Unfortunately, von Baer could not afford incubators to work on chickens, nor could he afford many eggs. This was not very promising. Lucky for him, he had an affluent friend, Christian Pander, who could afford to do the experiments. As they looked at embryos, they found something fundamental:
all organs in the chicken can be traced to one of three layers of tissue in the developing embryo.
These three layers became known as the germ layers. They achieved almost legendary status, which they retain even to this day.

Pander’s three layers gave von Baer the means to ask important questions. Do all animals share this pattern? Are the hearts, lungs, and muscles of all animals derived from these layers? And, importantly, do the same layers develop into the same organs in different species?

Von Baer compared the three layers of Pander’s chicken embryos with everything else he could get his hands on: fish, reptiles, and mammals. Yes, every animal organ originated in one of these three layers. Significantly, the three layers formed the same structures in every species. Every heart of every species formed from the same layer. Another layer gave rise to every brain of every animal. And so on. No matter how different the species look as adults, as tiny embryos they all go through the same stages of development.

To fully appreciate the importance of this, we need to look again at our first three weeks after conception. At the moment of fertilization, major changes happen inside the egg—the genetic material of the sperm and egg fuses and the egg begins to divide. Ultimately, the cells form a ball. In humans, over about five days, the single-cell body divides four times, to produce a ball of sixteen cells. This ball of cells, known as a blastocyst, resembles a fluid-filled balloon. A thin spherical wall of cells surrounds some fluid in the center. At this “blastocyst stage” there still does not appear to be any body plan—there is no front and back, and certainly there are not yet any different organs or tissues. On about the sixth day after conception, the ball of cells attaches to its mother’s uterus and begins the process of connecting to it so that mother and embryo can join bloodstreams. There is still no evidence of the body plan. It is a far cry from this ball of cells to anything that you’d recognize as any mammal, reptile, or fish, much less a human.

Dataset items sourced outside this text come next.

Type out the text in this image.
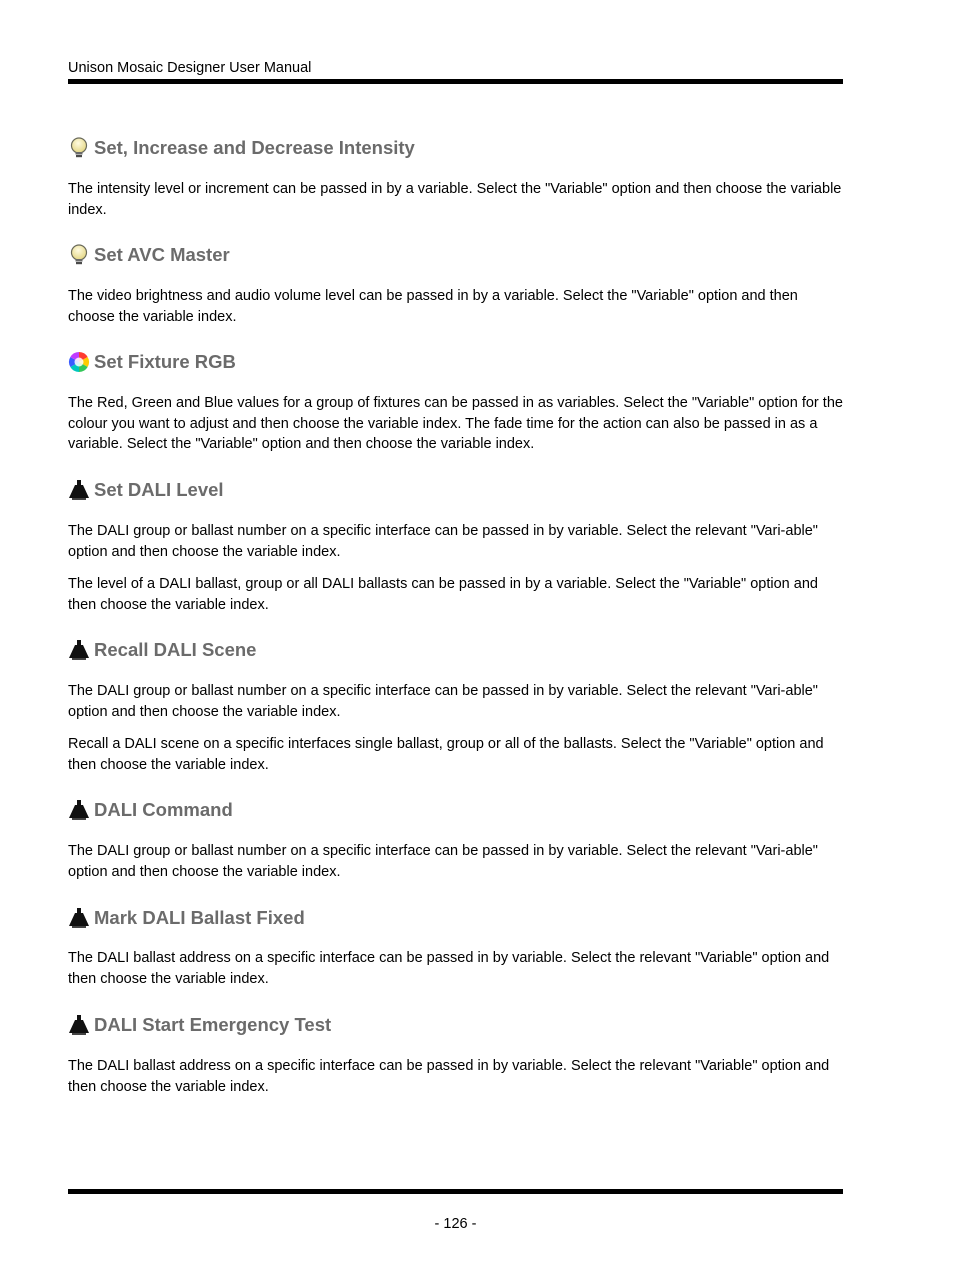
Unison Mosaic Designer User Manual
Set, Increase and Decrease Intensity
The intensity level or increment can be passed in by a variable. Select the "Variable" option and then choose the variable index.
Set AVC Master
The video brightness and audio volume level can be passed in by a variable. Select the "Variable" option and then choose the variable index.
Set Fixture RGB
The Red, Green and Blue values for a group of fixtures can be passed in as variables. Select the "Variable" option for the colour you want to adjust and then choose the variable index. The fade time for the action can also be passed in as a variable. Select the "Variable" option and then choose the variable index.
Set DALI Level
The DALI group or ballast number on a specific interface can be passed in by variable. Select the relevant "Vari-able" option and then choose the variable index.
The level of a DALI ballast, group or all DALI ballasts can be passed in by a variable. Select the "Variable" option and then choose the variable index.
Recall DALI Scene
The DALI group or ballast number on a specific interface can be passed in by variable. Select the relevant "Vari-able" option and then choose the variable index.
Recall a DALI scene on a specific interfaces single ballast, group or all of the ballasts. Select the "Variable" option and then choose the variable index.
DALI Command
The DALI group or ballast number on a specific interface can be passed in by variable. Select the relevant "Vari-able" option and then choose the variable index.
Mark DALI Ballast Fixed
The DALI ballast address on a specific interface can be passed in by variable. Select the relevant "Variable" option and then choose the variable index.
DALI Start Emergency Test
The DALI ballast address on a specific interface can be passed in by variable. Select the relevant "Variable" option and then choose the variable index.
- 126 -
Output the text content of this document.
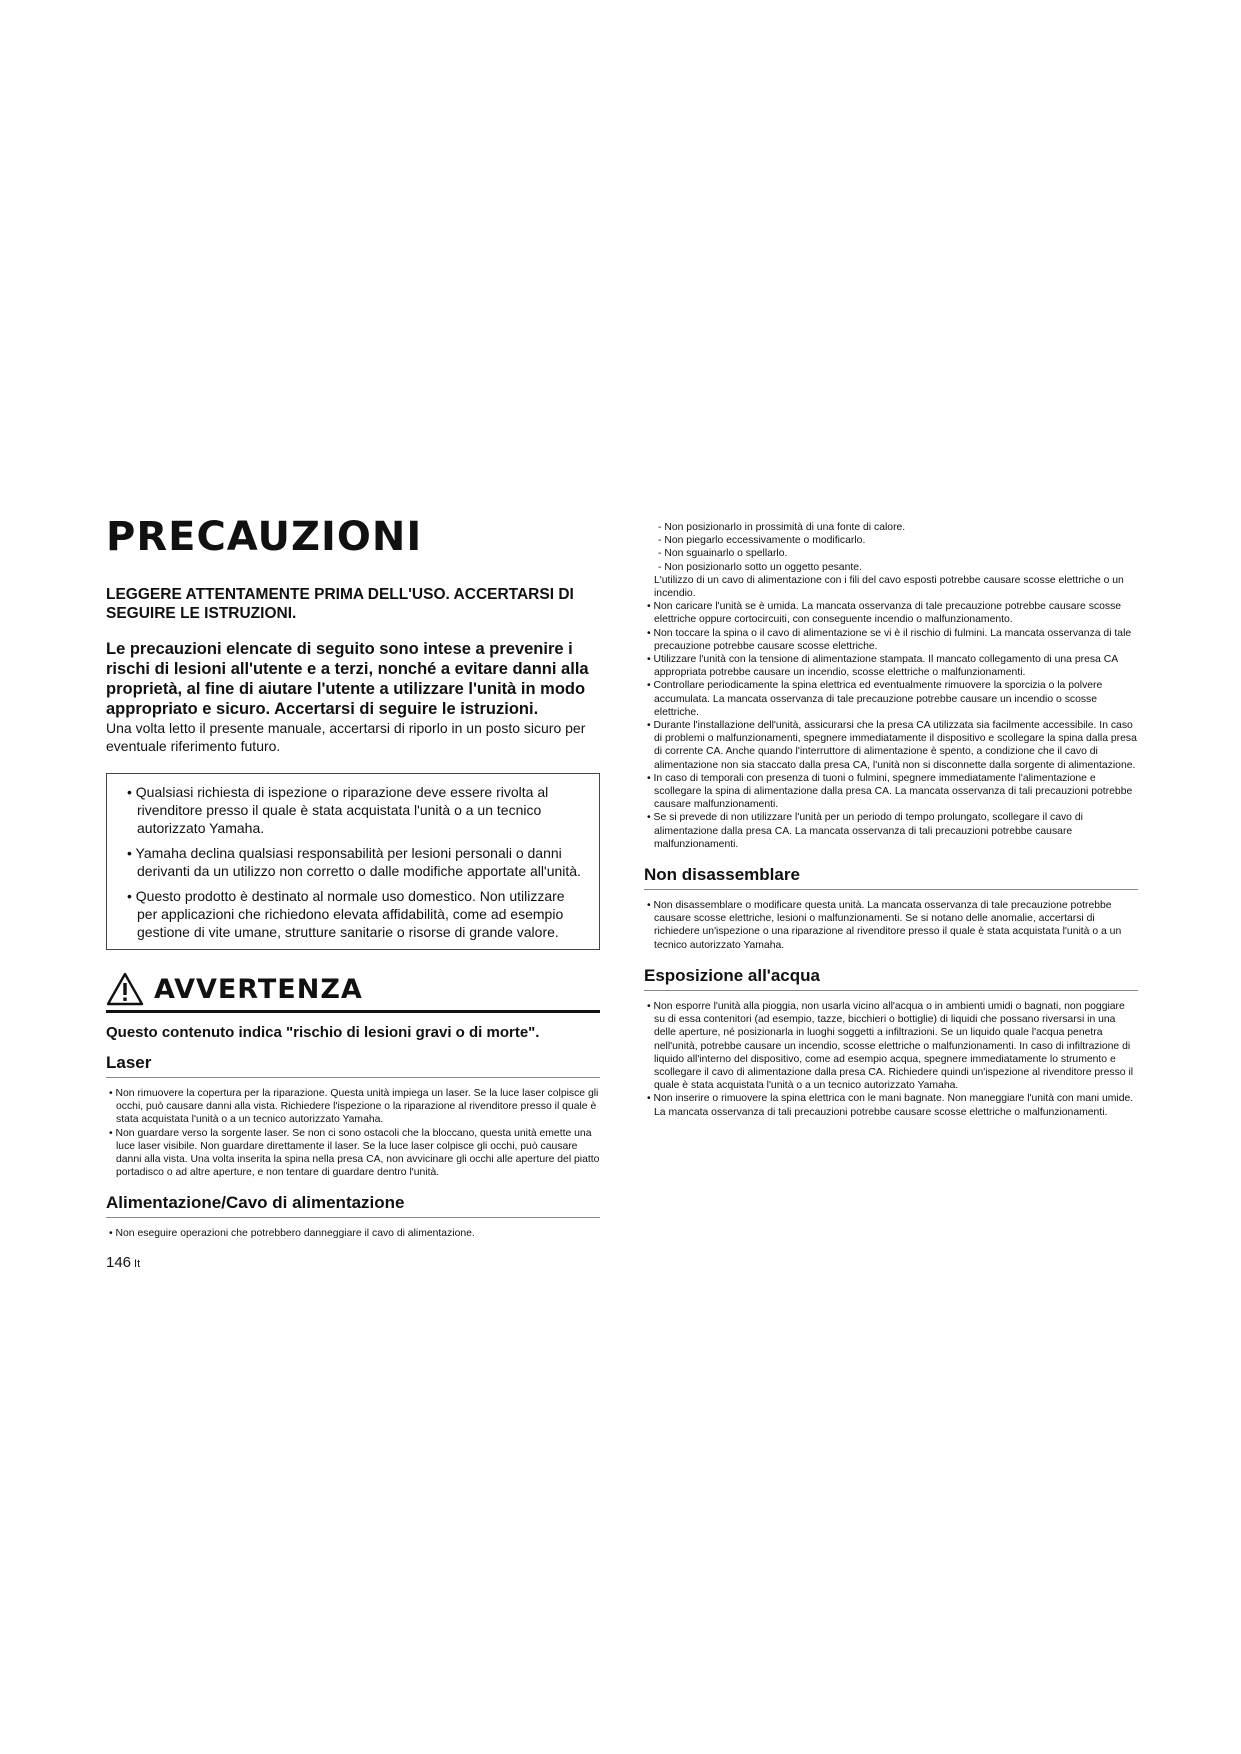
PRECAUZIONI

LEGGERE ATTENTAMENTE PRIMA DELL'USO. ACCERTARSI DI SEGUIRE LE ISTRUZIONI.

Le precauzioni elencate di seguito sono intese a prevenire i rischi di lesioni all'utente e a terzi, nonché a evitare danni alla proprietà, al fine di aiutare l'utente a utilizzare l'unità in modo appropriato e sicuro. Accertarsi di seguire le istruzioni.

Una volta letto il presente manuale, accertarsi di riporlo in un posto sicuro per eventuale riferimento futuro.

• Qualsiasi richiesta di ispezione o riparazione deve essere rivolta al rivenditore presso il quale è stata acquistata l'unità o a un tecnico autorizzato Yamaha.

• Yamaha declina qualsiasi responsabilità per lesioni personali o danni derivanti da un utilizzo non corretto o dalle modifiche apportate all'unità.

• Questo prodotto è destinato al normale uso domestico. Non utilizzare per applicazioni che richiedono elevata affidabilità, come ad esempio gestione di vite umane, strutture sanitarie o risorse di grande valore.

AVVERTENZA

Questo contenuto indica "rischio di lesioni gravi o di morte".

Laser

• Non rimuovere la copertura per la riparazione. Questa unità impiega un laser. Se la luce laser colpisce gli occhi, può causare danni alla vista. Richiedere l'ispezione o la riparazione al rivenditore presso il quale è stata acquistata l'unità o a un tecnico autorizzato Yamaha.

• Non guardare verso la sorgente laser. Se non ci sono ostacoli che la bloccano, questa unità emette una luce laser visibile. Non guardare direttamente il laser. Se la luce laser colpisce gli occhi, può causare danni alla vista. Una volta inserita la spina nella presa CA, non avvicinare gli occhi alle aperture del piatto portadisco o ad altre aperture, e non tentare di guardare dentro l'unità.

Alimentazione/Cavo di alimentazione

• Non eseguire operazioni che potrebbero danneggiare il cavo di alimentazione.

- Non posizionarlo in prossimità di una fonte di calore.

- Non piegarlo eccessivamente o modificarlo.

- Non sguainarlo o spellarlo.

- Non posizionarlo sotto un oggetto pesante.

L'utilizzo di un cavo di alimentazione con i fili del cavo esposti potrebbe causare scosse elettriche o un incendio.

• Non caricare l'unità se è umida. La mancata osservanza di tale precauzione potrebbe causare scosse elettriche oppure cortocircuiti, con conseguente incendio o malfunzionamento.

• Non toccare la spina o il cavo di alimentazione se vi è il rischio di fulmini. La mancata osservanza di tale precauzione potrebbe causare scosse elettriche.

• Utilizzare l'unità con la tensione di alimentazione stampata. Il mancato collegamento di una presa CA appropriata potrebbe causare un incendio, scosse elettriche o malfunzionamenti.

• Controllare periodicamente la spina elettrica ed eventualmente rimuovere la sporcizia o la polvere accumulata. La mancata osservanza di tale precauzione potrebbe causare un incendio o scosse elettriche.

• Durante l'installazione dell'unità, assicurarsi che la presa CA utilizzata sia facilmente accessibile. In caso di problemi o malfunzionamenti, spegnere immediatamente il dispositivo e scollegare la spina dalla presa di corrente CA. Anche quando l'interruttore di alimentazione è spento, a condizione che il cavo di alimentazione non sia staccato dalla presa CA, l'unità non si disconnette dalla sorgente di alimentazione.

• In caso di temporali con presenza di tuoni o fulmini, spegnere immediatamente l'alimentazione e scollegare la spina di alimentazione dalla presa CA. La mancata osservanza di tali precauzioni potrebbe causare malfunzionamenti.

• Se si prevede di non utilizzare l'unità per un periodo di tempo prolungato, scollegare il cavo di alimentazione dalla presa CA. La mancata osservanza di tali precauzioni potrebbe causare malfunzionamenti.

Non disassemblare

• Non disassemblare o modificare questa unità. La mancata osservanza di tale precauzione potrebbe causare scosse elettriche, lesioni o malfunzionamenti. Se si notano delle anomalie, accertarsi di richiedere un'ispezione o una riparazione al rivenditore presso il quale è stata acquistata l'unità o a un tecnico autorizzato Yamaha.

Esposizione all'acqua

• Non esporre l'unità alla pioggia, non usarla vicino all'acqua o in ambienti umidi o bagnati, non poggiare su di essa contenitori (ad esempio, tazze, bicchieri o bottiglie) di liquidi che possano riversarsi in una delle aperture, né posizionarla in luoghi soggetti a infiltrazioni. Se un liquido quale l'acqua penetra nell'unità, potrebbe causare un incendio, scosse elettriche o malfunzionamenti. In caso di infiltrazione di liquido all'interno del dispositivo, come ad esempio acqua, spegnere immediatamente lo strumento e scollegare il cavo di alimentazione dalla presa CA. Richiedere quindi un'ispezione al rivenditore presso il quale è stata acquistata l'unità o a un tecnico autorizzato Yamaha.

• Non inserire o rimuovere la spina elettrica con le mani bagnate. Non maneggiare l'unità con mani umide. La mancata osservanza di tali precauzioni potrebbe causare scosse elettriche o malfunzionamenti.

146 It
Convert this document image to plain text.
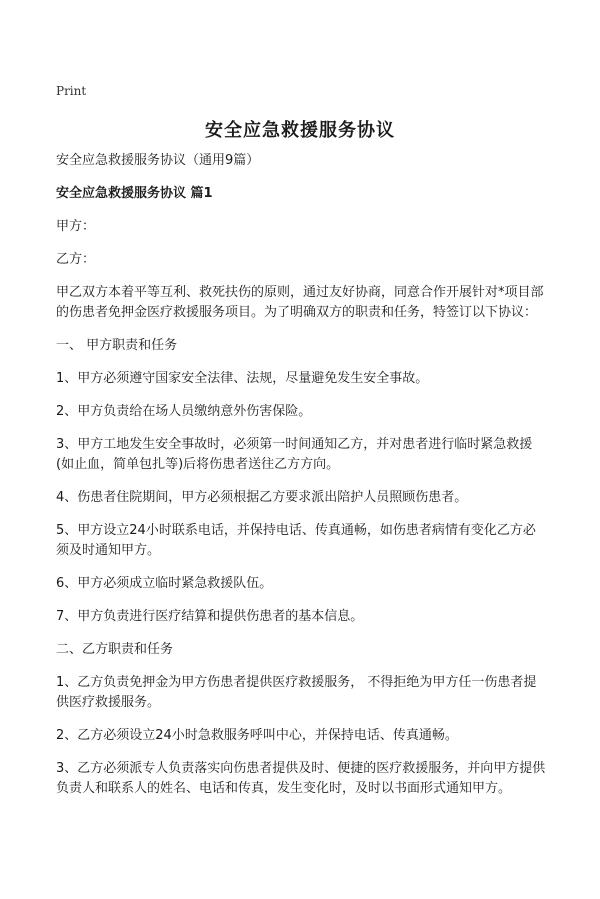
Print
安全应急救援服务协议

安全应急救援服务协议（通用9篇）

安全应急救援服务协议 篇1

甲方：

乙方：

甲乙双方本着平等互利、救死扶伤的原则，通过友好协商，同意合作开展针对*项目部的伤患者免押金医疗救援服务项目。为了明确双方的职责和任务，特签订以下协议：

一、 甲方职责和任务

1、甲方必须遵守国家安全法律、法规，尽量避免发生安全事故。

2、甲方负责给在场人员缴纳意外伤害保险。

3、甲方工地发生安全事故时，必须第一时间通知乙方，并对患者进行临时紧急救援(如止血，简单包扎等)后将伤患者送往乙方方向。

4、伤患者住院期间，甲方必须根据乙方要求派出陪护人员照顾伤患者。

5、甲方设立24小时联系电话，并保持电话、传真通畅，如伤患者病情有变化乙方必须及时通知甲方。

6、甲方必须成立临时紧急救援队伍。

7、甲方负责进行医疗结算和提供伤患者的基本信息。

二、乙方职责和任务

1、乙方负责免押金为甲方伤患者提供医疗救援服务， 不得拒绝为甲方任一伤患者提供医疗救援服务。

2、乙方必须设立24小时急救服务呼叫中心，并保持电话、传真通畅。

3、乙方必须派专人负责落实向伤患者提供及时、便捷的医疗救援服务，并向甲方提供负责人和联系人的姓名、电话和传真，发生变化时，及时以书面形式通知甲方。
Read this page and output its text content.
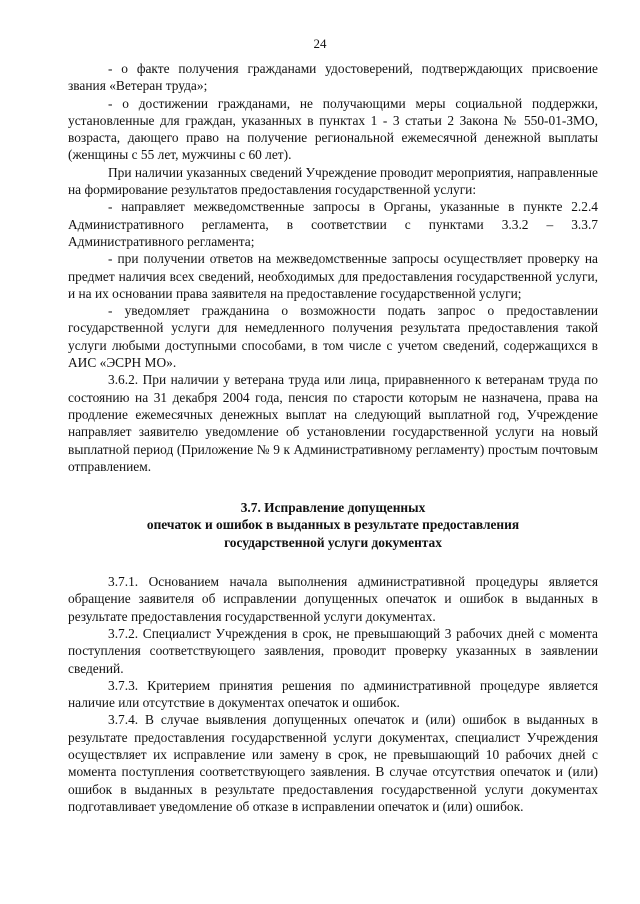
24

- о факте получения гражданами удостоверений, подтверждающих присвоение звания «Ветеран труда»;

- о достижении гражданами, не получающими меры социальной поддержки, установленные для граждан, указанных в пунктах 1 - 3 статьи 2 Закона № 550-01-ЗМО, возраста, дающего право на получение региональной ежемесячной денежной выплаты (женщины с 55 лет, мужчины с 60 лет).

При наличии указанных сведений Учреждение проводит мероприятия, направленные на формирование результатов предоставления государственной услуги:

- направляет межведомственные запросы в Органы, указанные в пункте 2.2.4 Административного регламента, в соответствии с пунктами 3.3.2 – 3.3.7 Административного регламента;

- при получении ответов на межведомственные запросы осуществляет проверку на предмет наличия всех сведений, необходимых для предоставления государственной услуги, и на их основании права заявителя на предоставление государственной услуги;

- уведомляет гражданина о возможности подать запрос о предоставлении государственной услуги для немедленного получения результата предоставления такой услуги любыми доступными способами, в том числе с учетом сведений, содержащихся в АИС «ЭСРН МО».

3.6.2. При наличии у ветерана труда или лица, приравненного к ветеранам труда по состоянию на 31 декабря 2004 года, пенсия по старости которым не назначена, права на продление ежемесячных денежных выплат на следующий выплатной год, Учреждение направляет заявителю уведомление об установлении государственной услуги на новый выплатной период (Приложение № 9 к Административному регламенту) простым почтовым отправлением.

3.7. Исправление допущенных
опечаток и ошибок в выданных в результате предоставления
государственной услуги документах

3.7.1. Основанием начала выполнения административной процедуры является обращение заявителя об исправлении допущенных опечаток и ошибок в выданных в результате предоставления государственной услуги документах.

3.7.2. Специалист Учреждения в срок, не превышающий 3 рабочих дней с момента поступления соответствующего заявления, проводит проверку указанных в заявлении сведений.

3.7.3. Критерием принятия решения по административной процедуре является наличие или отсутствие в документах опечаток и ошибок.

3.7.4. В случае выявления допущенных опечаток и (или) ошибок в выданных в результате предоставления государственной услуги документах, специалист Учреждения осуществляет их исправление или замену в срок, не превышающий 10 рабочих дней с момента поступления соответствующего заявления. В случае отсутствия опечаток и (или) ошибок в выданных в результате предоставления государственной услуги документах подготавливает уведомление об отказе в исправлении опечаток и (или) ошибок.
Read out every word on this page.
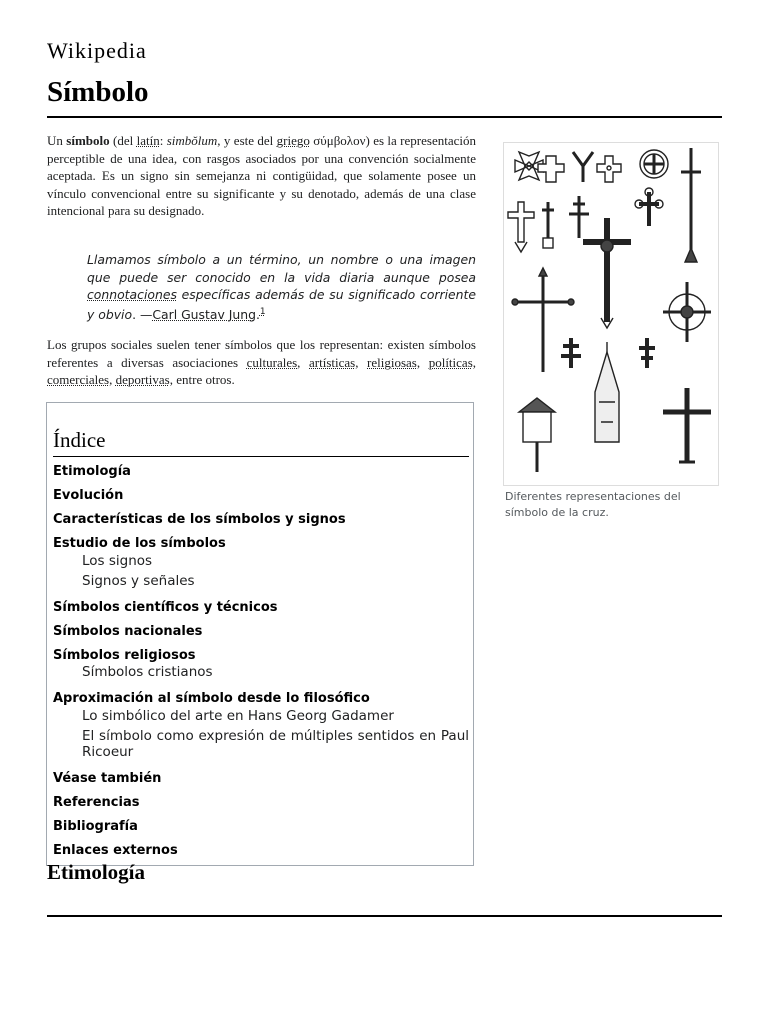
Wikipedia
Símbolo

Un símbolo (del latín: simbŏlum, y este del griego σύμβολον) es la representación perceptible de una idea, con rasgos asociados por una convención socialmente aceptada. Es un signo sin semejanza ni contigüidad, que solamente posee un vínculo convencional entre su significante y su denotado, además de una clase intencional para su designado.

Llamamos símbolo a un término, un nombre o una imagen que puede ser conocido en la vida diaria aunque posea connotaciones específicas además de su significado corriente y obvio. —Carl Gustav Jung.$^1$

Los grupos sociales suelen tener símbolos que los representan: existen símbolos referentes a diversas asociaciones culturales, artísticas, religiosas, políticas, comerciales, deportivas, entre otros.

Índice
Etimología
Evolución
Características de los símbolos y signos
Estudio de los símbolos
Los signos
Signos y señales
Símbolos científicos y técnicos
Símbolos nacionales
Símbolos religiosos
Símbolos cristianos
Aproximación al símbolo desde lo filosófico
Lo simbólico del arte en Hans Georg Gadamer
El símbolo como expresión de múltiples sentidos en Paul Ricoeur
Véase también
Referencias
Bibliografía
Enlaces externos

Diferentes representaciones del símbolo de la cruz.

Etimología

If we are lucky, our ball of cells has implanted in our mother’s uterus. When a blastocyst implants in the wrong place—when there is an “ectopic implantation”—the results can be dangerous. About 96 percent of ectopic implantations happen in the uterine (or fallopian) tubes, near where conception happens. Sometimes mucus blocks the easy passage of the blastocyst to the uterus, causing it to implant improperly in the tubes. Ectopic pregnancy can cause various tissue ruptures if not caught in time. In really rare cases, the blastocyst is expelled into the mother’s body cavity, the space between her guts and body wall. In even rarer cases, these blastocysts will implant on the outside lining of the mother’s rectum or uterus and the fetus develops to full term! Although these fetuses can sometimes be delivered by an abdominal incision, such implantation is generally very dangerous because it increases the risk of maternal death by bleeding by a factor of 90, as compared with a normal implantation inside the uterus.